高校時代の記憶なら微かにある。連れてこられたのは西校舎、別名部室棟。数多の文化部が軒を連ねる、我が校における文化活動の総本山がここだ。
山覚ツヅキは数多ある部室の中から一つを選び、ドアを開け放った。
「おい、勝手に入ったら迷惑だろう」
「ご心配なく。ここ、空室だから」
山覚ツヅキはポケットからマジックペンを取り出した。窓枠乗り越え外に出て、透明なキャンバスに太ペンで、丸みを帯びた可愛らしい字体で書き殴った。
『戦争同厭会』
ご丁寧に、一番難しい漢字の上に「えん」とこれまた可愛らしい丸文字でふりがなまで付けられている。
「何の真似だ莫迦」
「この年代の少年少女には読めないと思って」
「フリガナの話じゃない、今しがた目撃した器物損壊と拉致についてだ」
「部活動を作るわ、戦争同厭会。良い名前でしょ、戦争への反対意識が暗に伝わるわ」
これほど直接的な反戦文句も無かろうが。
「まさかとは思うが山覚さん、俺に入れと」
「当たり前じゃない。何の為にアタシが過去にやって来たと思ってるのよ」
知るか。
思えば、山覚ツヅキが俺を救った理由も、俺を過去へ飛ばした理由も、そして彼女自身までもが過去へ来た理由──は、第三次世界大戦を止める為か。だがその詳細な方法までも、俺は何も知らないではないか。

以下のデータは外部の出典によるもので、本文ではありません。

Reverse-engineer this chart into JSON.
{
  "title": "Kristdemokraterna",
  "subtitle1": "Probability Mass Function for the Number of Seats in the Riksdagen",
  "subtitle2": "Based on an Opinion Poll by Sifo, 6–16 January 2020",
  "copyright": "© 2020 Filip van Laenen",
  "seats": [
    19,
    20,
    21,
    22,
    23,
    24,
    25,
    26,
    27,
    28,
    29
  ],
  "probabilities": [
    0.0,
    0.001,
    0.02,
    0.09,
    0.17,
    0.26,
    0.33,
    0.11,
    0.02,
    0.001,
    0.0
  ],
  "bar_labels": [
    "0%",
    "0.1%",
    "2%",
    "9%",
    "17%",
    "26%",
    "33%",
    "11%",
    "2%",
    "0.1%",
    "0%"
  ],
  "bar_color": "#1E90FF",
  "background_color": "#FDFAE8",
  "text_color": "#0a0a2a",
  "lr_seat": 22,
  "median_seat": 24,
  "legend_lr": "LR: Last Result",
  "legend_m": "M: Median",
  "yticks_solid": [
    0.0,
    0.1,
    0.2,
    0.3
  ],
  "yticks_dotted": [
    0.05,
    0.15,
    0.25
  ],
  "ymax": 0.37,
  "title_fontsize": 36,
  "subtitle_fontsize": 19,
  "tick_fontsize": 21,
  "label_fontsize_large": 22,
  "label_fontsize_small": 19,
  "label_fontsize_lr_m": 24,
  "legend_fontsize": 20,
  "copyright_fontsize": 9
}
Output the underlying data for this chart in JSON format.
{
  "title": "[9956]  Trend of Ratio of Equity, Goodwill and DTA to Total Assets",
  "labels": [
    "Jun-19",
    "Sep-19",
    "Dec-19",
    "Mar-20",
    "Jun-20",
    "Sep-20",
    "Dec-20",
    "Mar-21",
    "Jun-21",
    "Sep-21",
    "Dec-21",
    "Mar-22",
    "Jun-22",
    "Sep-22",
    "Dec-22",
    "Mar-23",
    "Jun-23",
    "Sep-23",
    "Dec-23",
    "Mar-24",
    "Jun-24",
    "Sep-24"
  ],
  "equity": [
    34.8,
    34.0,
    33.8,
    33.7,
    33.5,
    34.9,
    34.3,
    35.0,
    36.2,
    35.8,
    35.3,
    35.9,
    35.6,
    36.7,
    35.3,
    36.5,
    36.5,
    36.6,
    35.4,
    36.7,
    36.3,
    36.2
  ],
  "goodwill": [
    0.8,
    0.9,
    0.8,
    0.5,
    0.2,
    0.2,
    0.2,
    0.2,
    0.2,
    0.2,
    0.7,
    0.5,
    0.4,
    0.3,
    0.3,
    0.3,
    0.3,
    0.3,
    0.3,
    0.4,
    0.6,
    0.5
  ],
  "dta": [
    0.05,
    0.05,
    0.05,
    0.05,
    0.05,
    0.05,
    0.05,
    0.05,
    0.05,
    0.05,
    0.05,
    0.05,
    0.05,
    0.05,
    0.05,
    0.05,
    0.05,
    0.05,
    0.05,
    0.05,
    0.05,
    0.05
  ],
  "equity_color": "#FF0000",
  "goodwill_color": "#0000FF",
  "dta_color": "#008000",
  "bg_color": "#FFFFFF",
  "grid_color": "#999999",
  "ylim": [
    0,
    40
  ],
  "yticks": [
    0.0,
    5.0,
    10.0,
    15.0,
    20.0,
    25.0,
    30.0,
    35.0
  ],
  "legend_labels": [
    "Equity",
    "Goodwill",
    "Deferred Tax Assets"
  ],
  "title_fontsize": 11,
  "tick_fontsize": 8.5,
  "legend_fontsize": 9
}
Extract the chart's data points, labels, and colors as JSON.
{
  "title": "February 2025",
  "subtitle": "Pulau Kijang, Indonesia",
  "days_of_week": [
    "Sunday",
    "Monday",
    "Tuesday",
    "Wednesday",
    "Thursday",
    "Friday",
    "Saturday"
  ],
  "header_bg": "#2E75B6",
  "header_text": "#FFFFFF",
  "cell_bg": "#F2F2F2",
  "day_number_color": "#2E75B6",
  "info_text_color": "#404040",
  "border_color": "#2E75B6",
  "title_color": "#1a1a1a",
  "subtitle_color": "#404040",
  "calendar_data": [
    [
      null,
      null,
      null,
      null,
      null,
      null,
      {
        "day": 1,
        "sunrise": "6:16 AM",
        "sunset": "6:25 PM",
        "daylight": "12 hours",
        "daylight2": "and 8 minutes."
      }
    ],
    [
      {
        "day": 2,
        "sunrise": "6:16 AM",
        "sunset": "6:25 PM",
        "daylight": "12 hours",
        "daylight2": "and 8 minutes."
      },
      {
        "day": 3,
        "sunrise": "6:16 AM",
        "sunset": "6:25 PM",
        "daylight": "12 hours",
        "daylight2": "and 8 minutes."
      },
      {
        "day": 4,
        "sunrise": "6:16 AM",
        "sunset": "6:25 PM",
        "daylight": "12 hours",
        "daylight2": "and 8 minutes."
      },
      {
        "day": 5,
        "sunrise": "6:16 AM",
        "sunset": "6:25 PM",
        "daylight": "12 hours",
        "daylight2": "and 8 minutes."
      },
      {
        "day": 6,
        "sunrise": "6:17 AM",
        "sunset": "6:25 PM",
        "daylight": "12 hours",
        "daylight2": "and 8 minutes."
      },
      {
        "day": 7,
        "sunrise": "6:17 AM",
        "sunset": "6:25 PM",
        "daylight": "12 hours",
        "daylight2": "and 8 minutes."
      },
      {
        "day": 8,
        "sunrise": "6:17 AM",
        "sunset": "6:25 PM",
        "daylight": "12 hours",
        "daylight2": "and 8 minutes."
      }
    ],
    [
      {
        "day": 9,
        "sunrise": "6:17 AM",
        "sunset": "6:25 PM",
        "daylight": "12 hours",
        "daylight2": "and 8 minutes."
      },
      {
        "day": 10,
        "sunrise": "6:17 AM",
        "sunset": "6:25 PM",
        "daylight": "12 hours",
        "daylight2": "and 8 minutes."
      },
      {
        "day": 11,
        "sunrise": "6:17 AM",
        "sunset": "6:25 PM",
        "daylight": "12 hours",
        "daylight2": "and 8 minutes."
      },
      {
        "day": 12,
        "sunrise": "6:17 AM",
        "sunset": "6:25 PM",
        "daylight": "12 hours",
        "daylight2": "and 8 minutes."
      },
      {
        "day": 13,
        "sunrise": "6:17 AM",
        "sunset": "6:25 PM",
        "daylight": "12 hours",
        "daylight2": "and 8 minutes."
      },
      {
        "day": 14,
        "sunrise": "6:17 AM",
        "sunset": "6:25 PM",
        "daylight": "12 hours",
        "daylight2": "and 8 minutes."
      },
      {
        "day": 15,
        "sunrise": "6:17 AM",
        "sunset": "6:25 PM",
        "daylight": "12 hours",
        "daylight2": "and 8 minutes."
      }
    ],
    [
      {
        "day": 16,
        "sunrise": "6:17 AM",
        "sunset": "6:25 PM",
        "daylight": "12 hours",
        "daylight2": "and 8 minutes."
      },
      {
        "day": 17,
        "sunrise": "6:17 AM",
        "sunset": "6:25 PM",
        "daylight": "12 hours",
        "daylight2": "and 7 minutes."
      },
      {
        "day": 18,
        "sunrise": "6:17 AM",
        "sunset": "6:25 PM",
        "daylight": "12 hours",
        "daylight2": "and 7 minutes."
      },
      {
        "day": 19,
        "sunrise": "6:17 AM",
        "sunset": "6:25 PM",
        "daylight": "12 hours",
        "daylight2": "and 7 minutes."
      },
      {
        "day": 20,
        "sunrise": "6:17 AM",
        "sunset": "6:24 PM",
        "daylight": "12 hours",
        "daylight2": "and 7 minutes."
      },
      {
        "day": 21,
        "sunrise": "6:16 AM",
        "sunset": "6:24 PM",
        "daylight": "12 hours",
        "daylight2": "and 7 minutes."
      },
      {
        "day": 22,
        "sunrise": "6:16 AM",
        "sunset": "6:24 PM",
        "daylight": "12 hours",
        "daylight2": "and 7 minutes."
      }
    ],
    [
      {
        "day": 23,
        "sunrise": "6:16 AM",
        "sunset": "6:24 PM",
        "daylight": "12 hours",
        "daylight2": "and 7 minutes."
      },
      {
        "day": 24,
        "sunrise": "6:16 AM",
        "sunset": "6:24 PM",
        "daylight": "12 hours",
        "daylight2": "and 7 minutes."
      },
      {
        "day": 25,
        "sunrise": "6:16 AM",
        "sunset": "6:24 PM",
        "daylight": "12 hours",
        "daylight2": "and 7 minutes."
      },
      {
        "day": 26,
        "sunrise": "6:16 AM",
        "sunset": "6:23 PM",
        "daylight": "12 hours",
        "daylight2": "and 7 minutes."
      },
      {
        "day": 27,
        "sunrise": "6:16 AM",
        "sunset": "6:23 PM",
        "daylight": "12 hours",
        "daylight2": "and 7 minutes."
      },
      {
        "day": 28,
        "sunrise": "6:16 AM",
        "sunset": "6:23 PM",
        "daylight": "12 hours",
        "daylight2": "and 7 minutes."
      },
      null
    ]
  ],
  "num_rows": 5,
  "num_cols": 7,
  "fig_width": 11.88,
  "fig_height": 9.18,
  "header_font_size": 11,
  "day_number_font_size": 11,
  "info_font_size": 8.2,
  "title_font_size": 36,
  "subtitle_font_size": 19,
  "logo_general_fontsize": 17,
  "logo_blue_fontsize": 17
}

〝リアリティー〟のある「学園ラブコメ」を書く為の取材、それは過去に飛ばされた俺が現状把握を諦めた先に生まれた、最低限の行動指針である。誰に命じられたでもない、俺が自分勝手に決めた目標がそれだ。
しかしそれ以外は何も、分からない。分からない以上、俺が大事にすべきは手中の青春であろう。何せ一般人の俺は、時を越える手段なんて持ち合わせちゃいないんでね。

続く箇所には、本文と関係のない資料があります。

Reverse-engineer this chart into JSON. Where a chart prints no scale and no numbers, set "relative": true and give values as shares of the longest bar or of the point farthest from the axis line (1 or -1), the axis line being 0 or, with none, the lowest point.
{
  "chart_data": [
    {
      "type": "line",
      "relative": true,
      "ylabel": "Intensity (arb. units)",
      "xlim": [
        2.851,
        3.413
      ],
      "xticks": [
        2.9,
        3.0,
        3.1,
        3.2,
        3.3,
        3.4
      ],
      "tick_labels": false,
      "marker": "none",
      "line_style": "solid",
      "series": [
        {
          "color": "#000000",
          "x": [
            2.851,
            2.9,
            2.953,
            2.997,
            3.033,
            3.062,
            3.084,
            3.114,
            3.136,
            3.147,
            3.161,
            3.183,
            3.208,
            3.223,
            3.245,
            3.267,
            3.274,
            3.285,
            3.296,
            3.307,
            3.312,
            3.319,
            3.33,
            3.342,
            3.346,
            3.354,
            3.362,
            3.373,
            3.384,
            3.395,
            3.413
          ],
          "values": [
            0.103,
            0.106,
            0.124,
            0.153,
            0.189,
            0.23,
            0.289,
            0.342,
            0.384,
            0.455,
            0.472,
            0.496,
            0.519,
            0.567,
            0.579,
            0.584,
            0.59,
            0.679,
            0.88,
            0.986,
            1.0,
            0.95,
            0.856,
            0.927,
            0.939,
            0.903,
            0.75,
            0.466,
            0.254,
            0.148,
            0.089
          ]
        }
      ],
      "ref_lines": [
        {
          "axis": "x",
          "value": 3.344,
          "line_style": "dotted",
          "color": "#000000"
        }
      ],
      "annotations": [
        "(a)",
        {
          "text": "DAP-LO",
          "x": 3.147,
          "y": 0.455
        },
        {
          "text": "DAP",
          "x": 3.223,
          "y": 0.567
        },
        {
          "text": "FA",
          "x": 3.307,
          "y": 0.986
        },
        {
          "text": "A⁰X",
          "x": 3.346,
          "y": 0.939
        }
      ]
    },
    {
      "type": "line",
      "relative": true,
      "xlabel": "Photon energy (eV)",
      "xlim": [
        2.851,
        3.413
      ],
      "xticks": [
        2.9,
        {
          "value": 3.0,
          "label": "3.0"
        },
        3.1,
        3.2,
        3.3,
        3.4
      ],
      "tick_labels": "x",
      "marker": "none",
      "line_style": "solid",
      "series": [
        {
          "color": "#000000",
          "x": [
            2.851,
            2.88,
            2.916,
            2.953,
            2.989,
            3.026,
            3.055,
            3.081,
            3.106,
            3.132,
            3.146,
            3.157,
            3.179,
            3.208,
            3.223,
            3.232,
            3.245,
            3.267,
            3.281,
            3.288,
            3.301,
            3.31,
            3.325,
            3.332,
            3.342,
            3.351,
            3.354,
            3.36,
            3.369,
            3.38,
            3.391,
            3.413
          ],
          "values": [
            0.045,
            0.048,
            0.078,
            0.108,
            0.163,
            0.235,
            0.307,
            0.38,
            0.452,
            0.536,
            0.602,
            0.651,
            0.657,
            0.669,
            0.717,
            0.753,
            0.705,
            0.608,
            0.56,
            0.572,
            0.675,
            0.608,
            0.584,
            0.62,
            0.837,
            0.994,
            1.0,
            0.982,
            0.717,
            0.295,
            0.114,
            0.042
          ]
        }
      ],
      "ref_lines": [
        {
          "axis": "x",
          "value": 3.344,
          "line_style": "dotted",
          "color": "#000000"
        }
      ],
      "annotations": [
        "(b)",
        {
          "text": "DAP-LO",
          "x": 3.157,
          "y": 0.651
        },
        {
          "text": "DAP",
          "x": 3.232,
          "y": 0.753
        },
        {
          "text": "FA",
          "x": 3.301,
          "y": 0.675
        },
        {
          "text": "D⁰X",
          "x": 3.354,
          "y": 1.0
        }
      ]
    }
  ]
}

「戦争同厭会は未来で起こる第三次世界大戦を止める先行部隊みたいなものよ。遊葉先生だって戦争は嫌いでしょ?」
「そりゃもちろん、誰もが嫌いだ」
「重畳」
山覚ツヅキが右手を差し出した。
「アタシと一緒に第三次世界大戦を止めましょう、未来の大作家・遊葉先生」
俺は彼女の手は取らず、「悪いな」一言だけ残し、その空き部屋を離れた。